Fu questa stessa strada che aveva visto marciare 150 anni prima l’esercito di liberazione di José de San Martin. Qui iniziò l’indipendenza di questi popoli; i quali, all’indomani dell’insorgere di Mendoza si consacrarono alla Vergine del Carmelo; sul luogo della vittoria, già in territorio cileno, le costruirono un grande Santuario, quello di Maipú. La Crociata di Maria non è una lotta per l’indipendenza , ma contro ciò che allontana da Dio, impedendo di sentirlo vicino e di farne esperienza personale come Redentore, e di vivere in alleanza con lui. Non si tratta di mobilitare cannoni, bensì spiriti e cuori pronti a mettersi totalmente in gioco, affinché Maria operi in mezzo al suo popolo. I Santuari mariani ne sono un invito permanente.

Una crociata nel nome di Maria

La gioventù si mette in marcia lasciandosi dietro le cose superflue e persino necessarie, per superare i maggiori ostacoli dell’itinerario e arrivare in cima, da Santuario a Santuario. Celebrano una crociata che ha iniziato più di 50 anni fa e di cui sono parte, di cui siamo parte tutti noi. La traversata delle Ande è simbolo di questa crociata nel nome di Maria, per cui il progetto prende il nome – nel linguaggio “bellico” della gioventù vincente – Crociata di Maria, Cruzada de Maria.

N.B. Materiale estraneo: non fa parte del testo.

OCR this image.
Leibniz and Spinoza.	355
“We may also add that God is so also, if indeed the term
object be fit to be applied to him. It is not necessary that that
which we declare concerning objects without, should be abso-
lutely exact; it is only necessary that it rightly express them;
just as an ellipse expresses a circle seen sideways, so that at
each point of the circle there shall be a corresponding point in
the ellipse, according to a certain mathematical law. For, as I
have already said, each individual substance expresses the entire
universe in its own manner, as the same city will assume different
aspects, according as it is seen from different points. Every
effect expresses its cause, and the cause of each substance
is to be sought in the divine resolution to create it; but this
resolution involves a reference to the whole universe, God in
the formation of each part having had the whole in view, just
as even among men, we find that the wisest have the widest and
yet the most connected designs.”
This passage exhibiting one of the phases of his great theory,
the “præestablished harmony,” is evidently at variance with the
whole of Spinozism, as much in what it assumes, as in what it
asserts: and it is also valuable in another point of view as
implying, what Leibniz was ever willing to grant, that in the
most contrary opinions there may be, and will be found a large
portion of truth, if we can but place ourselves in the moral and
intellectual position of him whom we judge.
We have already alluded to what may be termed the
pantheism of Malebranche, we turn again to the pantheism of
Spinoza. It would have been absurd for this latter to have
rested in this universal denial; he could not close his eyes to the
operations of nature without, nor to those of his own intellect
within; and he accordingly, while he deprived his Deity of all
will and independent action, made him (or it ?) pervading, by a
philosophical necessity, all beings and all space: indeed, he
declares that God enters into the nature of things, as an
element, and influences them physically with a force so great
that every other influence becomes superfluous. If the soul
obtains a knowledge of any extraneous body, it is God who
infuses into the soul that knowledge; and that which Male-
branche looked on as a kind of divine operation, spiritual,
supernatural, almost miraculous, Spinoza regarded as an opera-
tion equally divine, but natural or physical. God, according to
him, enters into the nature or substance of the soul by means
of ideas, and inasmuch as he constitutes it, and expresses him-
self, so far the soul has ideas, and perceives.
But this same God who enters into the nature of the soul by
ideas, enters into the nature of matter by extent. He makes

Crociata de Maria… in marcia!

Il pellegrinaggio inizia ogni giorno con la parola d’ordine: “ Crociata di Maria – in marcia!” La “Cruzada de Maria” cerca anche di seguire la testimonianza di Mario Hiriart, il quale ha impersonato in forma preclara ciò per cui si è dato inizio a questo grande pellegrinaggio, e che ha sognato l’unione dei popoli nel Santuario: “nelle Ande costruiremo un Santuario, simbolo dell’unione dei nostri popoli e dei nostri cuori e del trionfo che la Madonna otterrà per mezzo dei suoi strumenti.” Il bastone del pellegrino che precede la Crociata è una fedele riproduzione della croce della tomba di Mario Hiriart, che sta a simboleggiare che i giovani seguono i suoi passi e chiedono il suo aiuto.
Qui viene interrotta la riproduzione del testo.